The noble Lord, Lord Griffiths of Burry Port, said that he was talking for the man on the Clapham omnibus. Today, I am the woman on the Clapham omnibus. I am not convinced that any military intervention would be to the benefit of the people of Syria, the ordinary people who are suffering in Syria, and I believe that most people in this country feel the same way. I have listened with enormous care to the debate today, and I found it enormously heartening because there were so many moving speeches. I want to mention particularly the noble Lords, Lord Wright of Richmond, Lord Jay of Ewelme, Lord Hurd, Lord Tebbit—I never thought I would say that—and so many others.

I particularly want to pick up on something the noble Lord, Lord Tebbit, said about the mood music—he used another phrase. It has been getting worse in the past two or three years. Every time Syria has been mentioned by the Government there has been a sort of worsening approach to talking about it, which has made me feel deeply uneasy. I do not know what the outcome of the Syrian civil war will be, but I do know that at this point a blow against that regime is going to be a blow for the opposition. The House of Lords notes give me a list of 15 organisations in that opposition, and half of them I would not want to support. It therefore seems to me that the international community has got to think very carefully about what it does. We say that we cannot allow people to use chemical weapons with impunity and that it is illegal to use them, but in fact we have let other regimes use other weapons with impunity without too much difficulty.

The other words that people use about what the meaning of the strike would be—“retaliation”, “showing them they can’t get away with it”, “punishment” and “vengeance”—form no moral basis for escalating the conflict.

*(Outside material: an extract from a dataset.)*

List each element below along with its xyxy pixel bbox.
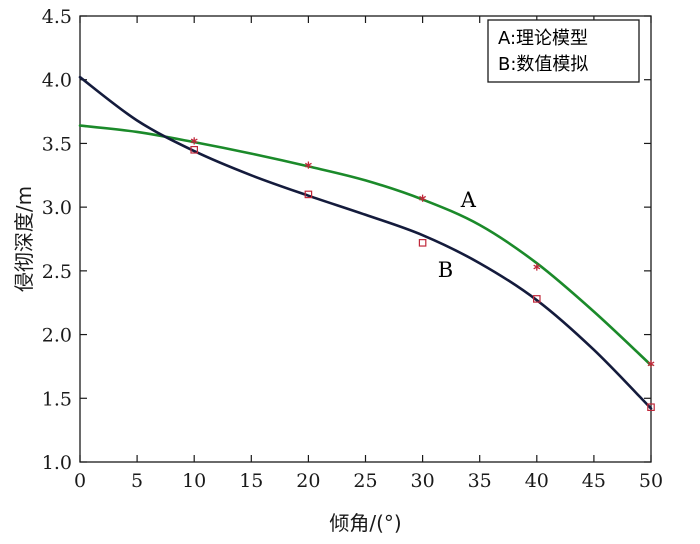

It is fanciful to think that the regime will not continue to attack rebel civilians through other means. It would contribute to less safety and less security in that region. We know very well that we cannot change this regime; only the Syrians can do that for themselves. Civil wars have to be sorted out by the community in which they occur. The regime cannot be changed by us—we have demonstrated very clearly that we do not know how to do it in this very difficult region, and we should not be trying to do so in any way, or making any move to support action in that direction. Therefore, I say no to any form of military intervention. Sometimes not to take a legal, offensive way to express our views is the moral thing to do. Sometimes it is more difficult to sit on our hands and say, “No, we must not act”, but that is what we should do.